En outre, les juridictions administratives peuvent aussi faire appel à cette liste bien que rien est dit à ce propos dans le Code de justice administrative.

1) Près la cours d'appel

Il faut tout d’abord citer l’article 5 du décret d’application de la loi du 11 février 2004 qui mentionne que « nul ne peut être inscrit sur plusieurs listes de cour d’appel ».

La procédure d’inscription en cour d’appel se scinde en deux phases.

Une phase d’inscription initiale où l’expert sera inscrit pendant une durée probatoire de 2 ans, et une phase de réinscription qui doit être renouvelée tous les 5 ans.

L’inscription initiale sur une liste dressée par une cour d’appel obéit aux articles 6 à 9 dudécret de 2004.

Ainsi, la demande d'inscription initiale doit être envoyée au procureur de la République près le tribunal de grande instance dans le ressort duquel le candidat exerce son activité professionnelle ou possède sa résidence.

La demande est assortie de la ou les rubriques dans lesquelles l’inscription est demandée et les diplômes du demandeur.

L’instruction de la demande est faite par le procureur de la République qui transmet les candidatures au procureur général.

Le procureur général va saisir le premier président de la cour d’appel aux fins d’examen par l’assemblée générale des magistrats du siège de la cour d’appel.

C’est cette dernière qui dresse la liste des experts.

Dès cet instant, le technicien a la qualité d’expert près la cour d’appel dans une rubrique particulière pendant deux ans.

A la fin de sa période probatoire, l’expert doit se soumettre à l’examen de l’expérience et des connaissances acquises afin d’être réinscrit pour une durée de 5 ans renouvelable.

Les listes d’experts ainsi dressées sont tenues à la disposition du public dans les locaux du secrétariat-greffe de la cour, dans ceux des tribunaux de grande instance et d’instance, des tribunaux de commerce et des conseils de prud’hommes du ressort de la cour.

2) Près la Cour de cassation

Le nouvel article 2 de la Loi du 29 juin 1971 dispose d’un III où il est dit que « nul ne peut figurer sur la liste nationale des experts s’il ne justifie de son inscription sur une liste dressée par une cour d’appel pendant trois années consécutives.

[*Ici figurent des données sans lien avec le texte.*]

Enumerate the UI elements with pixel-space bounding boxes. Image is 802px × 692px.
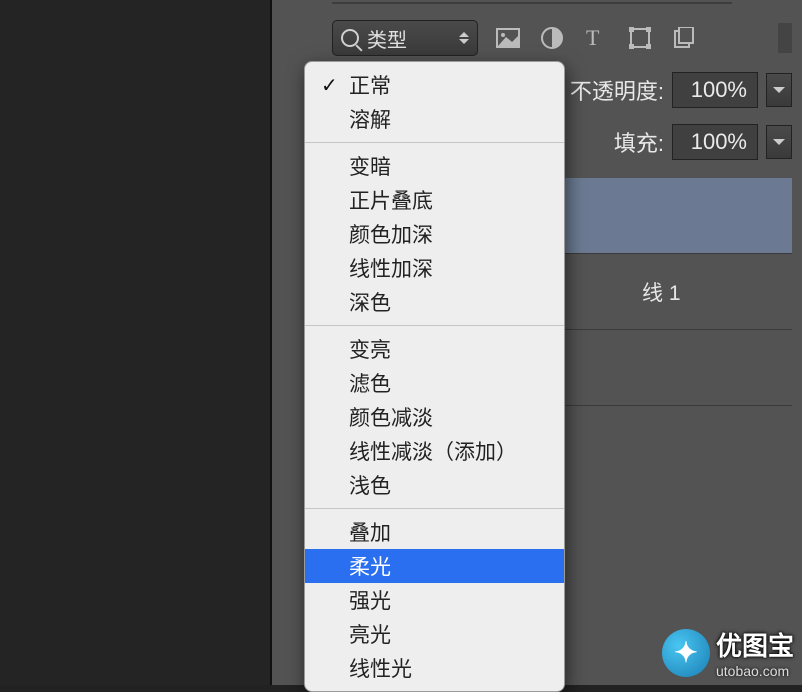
blend-mode-item[interactable]: 线性减淡（添加） [305, 434, 564, 468]
stepper-icon [459, 32, 469, 44]
filter-adjustment-icon[interactable] [538, 24, 566, 52]
watermark: ✦ 优图宝 utobao.com [662, 626, 794, 679]
menu-separator [305, 325, 564, 326]
blend-mode-item[interactable]: 亮光 [305, 617, 564, 651]
blend-mode-item[interactable]: 正常 [305, 68, 564, 102]
blend-mode-item[interactable]: 变暗 [305, 149, 564, 183]
filter-smartobject-icon[interactable] [670, 24, 698, 52]
filter-toggle[interactable] [778, 23, 792, 53]
watermark-url: utobao.com [716, 663, 794, 679]
layer-name: 线 1 [642, 277, 681, 307]
opacity-value[interactable]: 100% [672, 72, 758, 108]
blend-mode-item[interactable]: 线性加深 [305, 251, 564, 285]
opacity-dropdown[interactable] [766, 73, 792, 107]
blend-mode-item[interactable]: 溶解 [305, 102, 564, 136]
opacity-label: 不透明度: [570, 74, 664, 106]
layer-filter-row: 类型 T [332, 18, 792, 58]
menu-separator [305, 508, 564, 509]
blend-mode-item[interactable]: 颜色加深 [305, 217, 564, 251]
blend-mode-item[interactable]: 强光 [305, 583, 564, 617]
watermark-brand: 优图宝 [716, 626, 794, 663]
twitter-bird-icon: ✦ [662, 629, 710, 677]
fill-row: 填充: 100% [614, 124, 792, 160]
menu-separator [305, 142, 564, 143]
filter-type-label: 类型 [367, 24, 407, 53]
tab-underline [332, 2, 732, 4]
blend-mode-item[interactable]: 变亮 [305, 332, 564, 366]
svg-text:T: T [586, 27, 600, 49]
blend-mode-item[interactable]: 滤色 [305, 366, 564, 400]
blend-mode-item[interactable]: 正片叠底 [305, 183, 564, 217]
canvas-area [0, 0, 270, 685]
blend-mode-menu[interactable]: 正常溶解变暗正片叠底颜色加深线性加深深色变亮滤色颜色减淡线性减淡（添加）浅色叠加… [304, 61, 565, 692]
blend-mode-item[interactable]: 深色 [305, 285, 564, 319]
blend-mode-item[interactable]: 线性光 [305, 651, 564, 685]
blend-mode-item[interactable]: 颜色减淡 [305, 400, 564, 434]
fill-label: 填充: [614, 126, 664, 158]
blend-mode-item[interactable]: 浅色 [305, 468, 564, 502]
filter-type-icon[interactable]: T [582, 24, 610, 52]
opacity-row: 不透明度: 100% [570, 72, 792, 108]
fill-value[interactable]: 100% [672, 124, 758, 160]
filter-image-icon[interactable] [494, 24, 522, 52]
blend-mode-item[interactable]: 叠加 [305, 515, 564, 549]
search-icon [341, 29, 359, 47]
filter-shape-icon[interactable] [626, 24, 654, 52]
filter-type-select[interactable]: 类型 [332, 20, 478, 56]
fill-dropdown[interactable] [766, 125, 792, 159]
blend-mode-item[interactable]: 柔光 [305, 549, 564, 583]
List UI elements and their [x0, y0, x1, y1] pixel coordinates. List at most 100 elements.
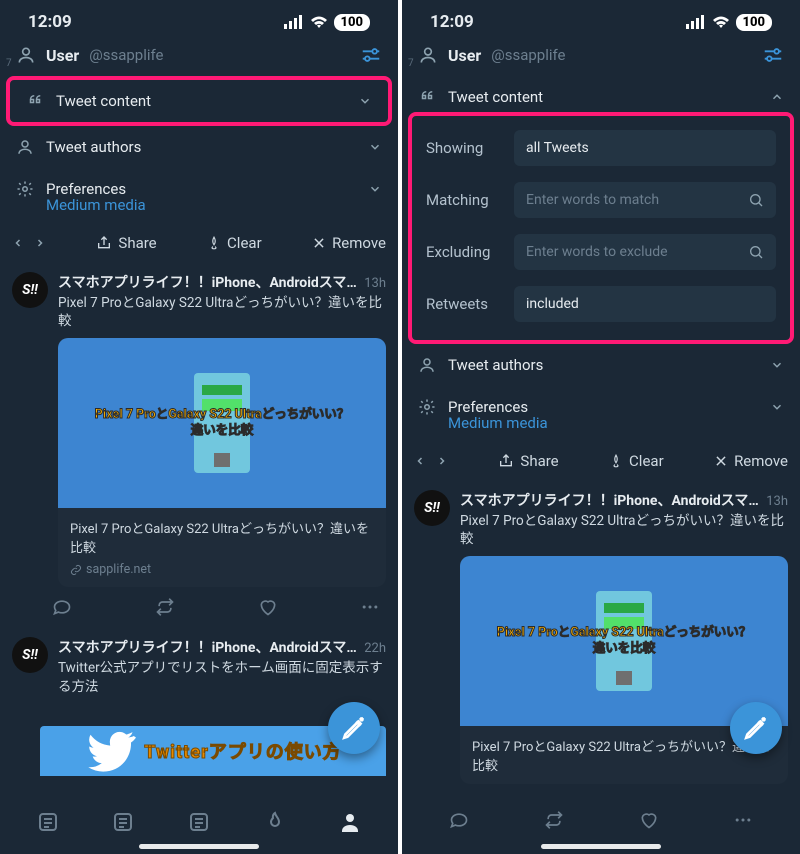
- filter-showing[interactable]: Showing all Tweets: [412, 122, 790, 174]
- tweet-item[interactable]: S!! スマホアプリライフ！！iPhone、Androidスマ… 22h Twi…: [0, 627, 398, 695]
- like-icon[interactable]: [258, 597, 278, 617]
- user-name: User: [448, 46, 481, 65]
- tweet-item[interactable]: S!! スマホアプリライフ！！iPhone、Androidスマ… 13h Pix…: [0, 262, 398, 587]
- section-label: Preferences: [448, 398, 528, 416]
- more-icon[interactable]: [360, 597, 380, 617]
- share-button[interactable]: Share: [498, 452, 558, 470]
- card-title: Pixel 7 ProとGalaxy S22 Ultraどっちがいい？違いを比較: [472, 736, 776, 774]
- clear-button[interactable]: Clear: [609, 452, 664, 470]
- banner-text: Twitterアプリの使い方: [144, 738, 342, 764]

Il est procédé à l’inscription sur la liste nationale pour une durée de sept ans et la réinscription pour la même durée est soumise à l’examen d’une nouvelle candidature », sur la liste nationale et sans avoir à repasser par la liste probatoire.

Seuls les articles 17 et 18 traitent de l’inscription et de la réinscription sur la liste nationale.

La procédure est la suivante : « Le candidat adresse sa demande d’inscription ou de réinscription sur la liste nationale au procureur près la Cour de cassation.

Le procureur général instruit la demande.

Il vérifie que la condition de durée d’inscription sur une liste de cour d’appel est remplie au 1er janvier de l’année suivant celle de présentation de la demande.

Il transmet les candidatures, avec son avis, au bureau de la Cour de cassation ».

« Au cours de la première quinzaine du mois de décembre, le bureau de la Cour de cassation dresse la liste nationale ».

L’article 21 dispose que la liste sera diffusée à toutes les cours d’appel ainsi qu’à tous les tribunaux de grande instance, d’instance, de commerce et conseils de prud’hommes.

Comme précédemment, les décisions devront être notifiées.

La décision de refus de réinscription sur une des deux listes doit être expressément motivée.